Слова эти, произнесенные каким-то странным тоном, полным торжественности, поразили Эмилию; но мадемуазель Фейдо повторила свой вопрос, не обращая внимания на горячее вмешательство монахини.
— Я не решаюсь выражать предположений насчет того, в чем состояло его преступление, — отвечала сестра Франциска, — но я слышала много толков довольно странного свойства о покойном маркизе де Вильруа; между прочим говорили, что вскоре после смерти своей супруги он покинул замок Ле-Блан и уже никогда больше туда не возвращался. Меня здесь не было в ту пору, так что я передаю только слухи; так много лет прошло со времени смерти маркизы, что немногие из наших сестер помнят то время.
— А я помню, — сказала та же монахиня, что вмешалась в разговор, звали ее сестрой Агнесой.

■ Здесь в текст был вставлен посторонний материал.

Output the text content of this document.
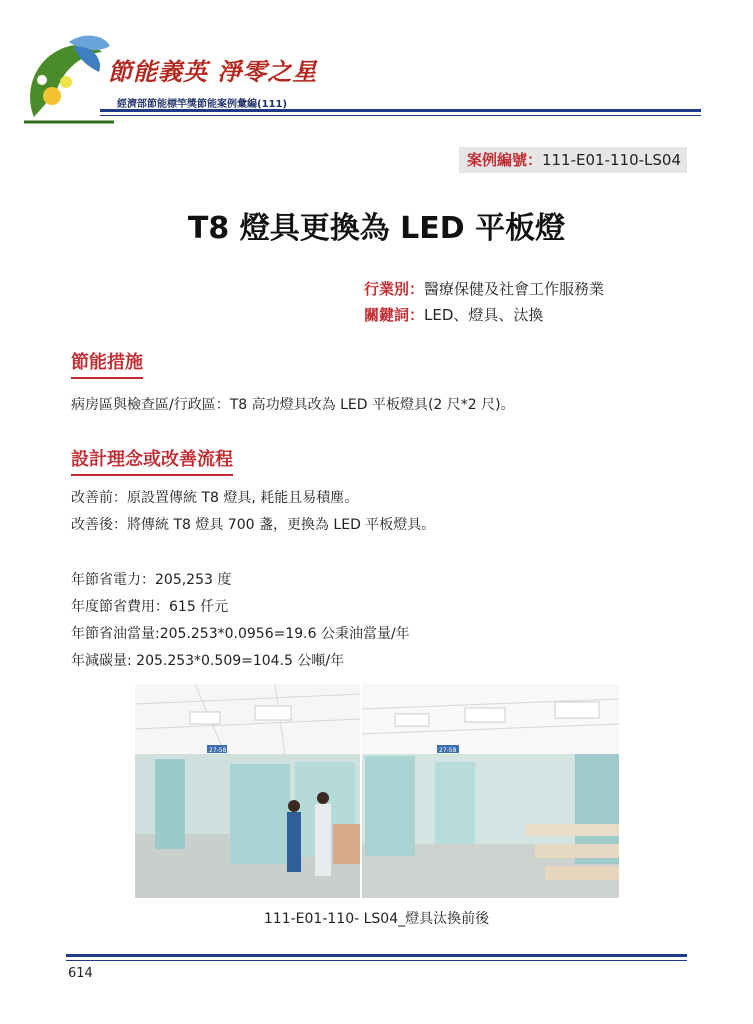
節能義英 淨零之星
經濟部節能標竿獎節能案例彙編(111)
案例編號：111-E01-110-LS04
T8 燈具更換為 LED 平板燈
行業別：醫療保健及社會工作服務業
關鍵詞：LED、燈具、汰換
節能措施
病房區與檢查區/行政區：T8 高功燈具改為 LED 平板燈具(2 尺*2 尺)。
設計理念或改善流程
改善前：原設置傳統 T8 燈具, 耗能且易積塵。
改善後：將傳統 T8 燈具 700 盞，更換為 LED 平板燈具。
年節省電力：205,253 度
年度節省費用：615 仟元
年節省油當量:205.253*0.0956=19.6 公秉油當量/年
年減碳量: 205.253*0.509=104.5 公噸/年
27-58	27-58
111-E01-110- LS04_燈具汰換前後
614
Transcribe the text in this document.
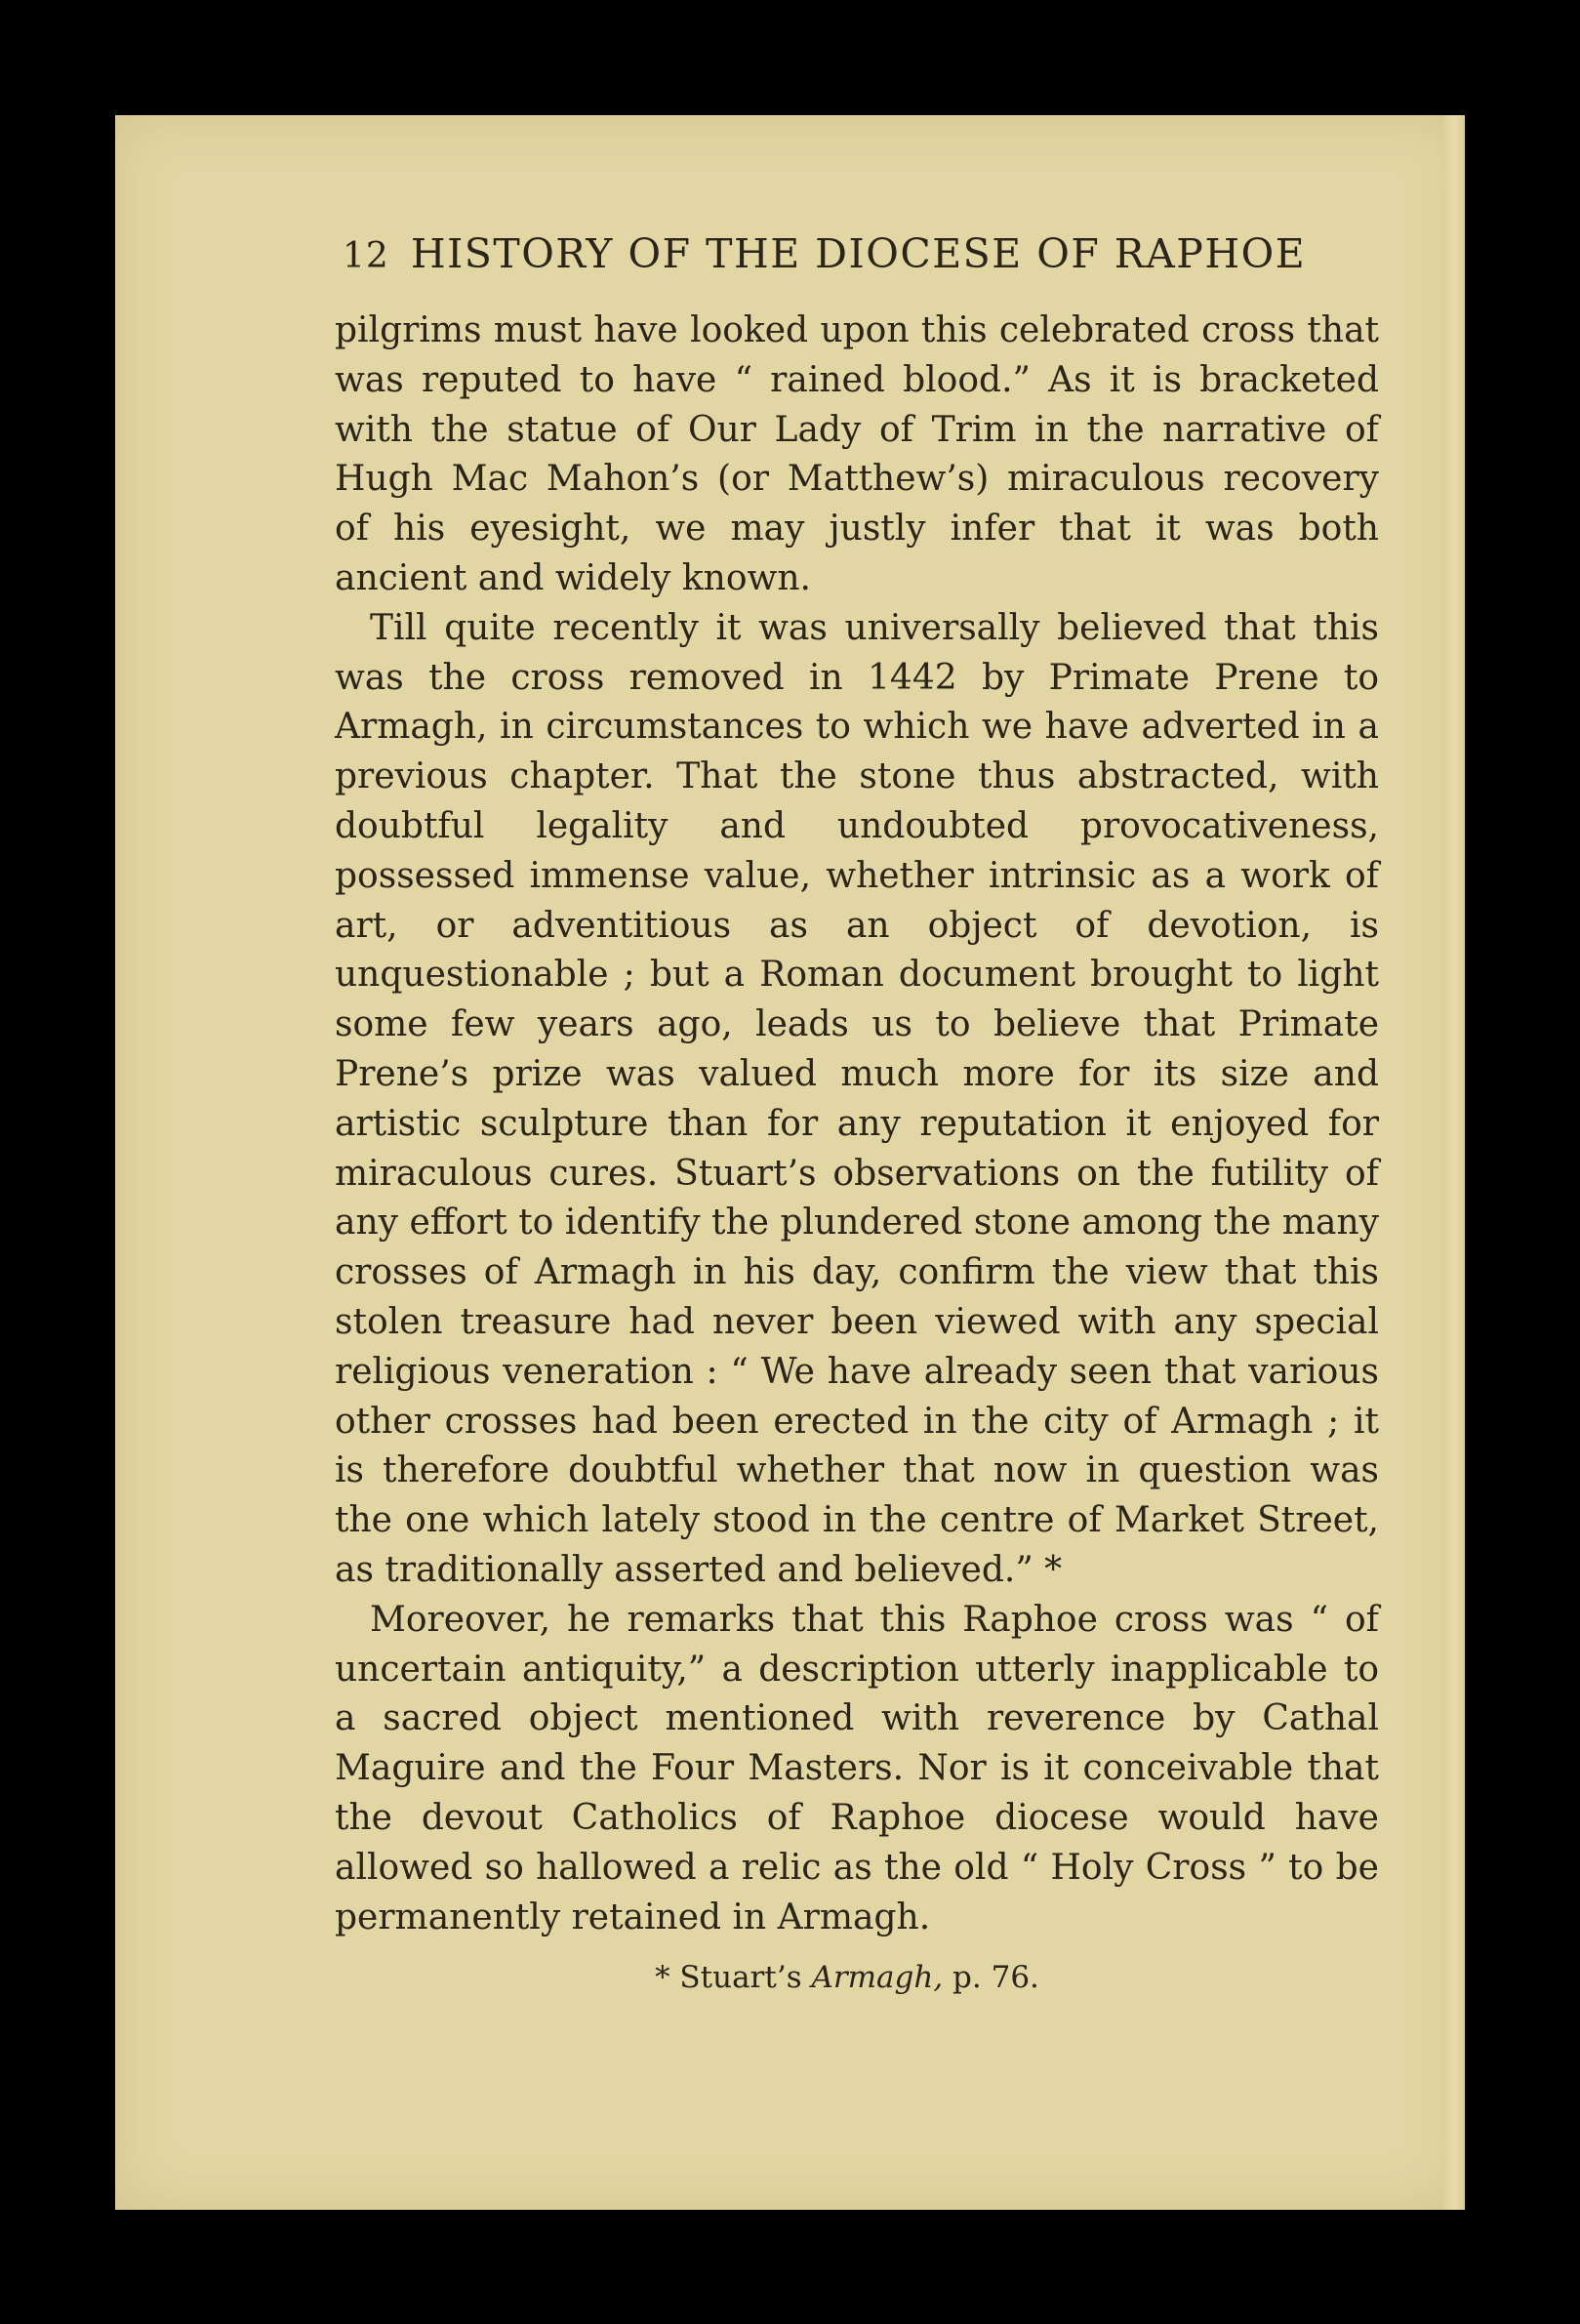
12 HISTORY OF THE DIOCESE OF RAPHOE

pilgrims must have looked upon this celebrated cross that was reputed to have “ rained blood.” As it is bracketed with the statue of Our Lady of Trim in the narrative of Hugh Mac Mahon’s (or Matthew’s) miraculous recovery of his eyesight, we may justly infer that it was both ancient and widely known.

Till quite recently it was universally believed that this was the cross removed in 1442 by Primate Prene to Armagh, in circumstances to which we have adverted in a previous chapter. That the stone thus abstracted, with doubtful legality and undoubted provocativeness, possessed immense value, whether intrinsic as a work of art, or adventitious as an object of devotion, is unquestionable ; but a Roman document brought to light some few years ago, leads us to believe that Primate Prene’s prize was valued much more for its size and artistic sculpture than for any reputation it enjoyed for miraculous cures. Stuart’s observations on the futility of any effort to identify the plundered stone among the many crosses of Armagh in his day, confirm the view that this stolen treasure had never been viewed with any special religious veneration : “ We have already seen that various other crosses had been erected in the city of Armagh ; it is therefore doubtful whether that now in question was the one which lately stood in the centre of Market Street, as traditionally asserted and believed.” *

Moreover, he remarks that this Raphoe cross was “ of uncertain antiquity,” a description utterly inapplicable to a sacred object mentioned with reverence by Cathal Maguire and the Four Masters. Nor is it conceivable that the devout Catholics of Raphoe diocese would have allowed so hallowed a relic as the old “ Holy Cross ” to be permanently retained in Armagh.

* Stuart’s Armagh, p. 76.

— Значит, вы знакомы со всеми обстоятельствами дела, — обратилась к ней м-ль Фейдо, — и можете судить, был маркиз преступен, или нет, и в чем состояло злодеяние, в котором его обвиняли?
— Да, — отвечала монахиня, — но кто дерзнет выпытывать мои мысли, кто дерзнет силою исторгать мое мнение? Один Господь ему судья, и к этому Судье он призван…
Эмилия с изумлением переглянулась с сестрой Франциской.
— Я просто спросила вашего мнения, — кротко заметила м-ль Фейдо, — еоти предмет этот вам неприятен, я могу не касаться его.
— Неприятен! — с горячностью воскликнула монахиня, — мы пустые болтуны, мы не взвешиваем значения произносимых слов; неприятен — это жалкое слово. Я пойду помолиться!
С этими словами она встала и, глубоко вздохнув, вышла из комнаты.
— Что это значит? — спросила Эмилия, как только она удалилась.
— Ничего особенного, — отвечала сестра Франциска, — на нее это часто находит; но в ее словах нет никакого смысла. Ее рассудок по временам приходит в расстройство. Разве вы раньше никогда не видели ее такой?
— Никогда, — сказала Эмилия. — Правда, иной раз мне казалось, что в глазах ее светится печаль и даже безумие… Но в речах ее я ничего не замечала. Бедняжка, я помолюсь за нее!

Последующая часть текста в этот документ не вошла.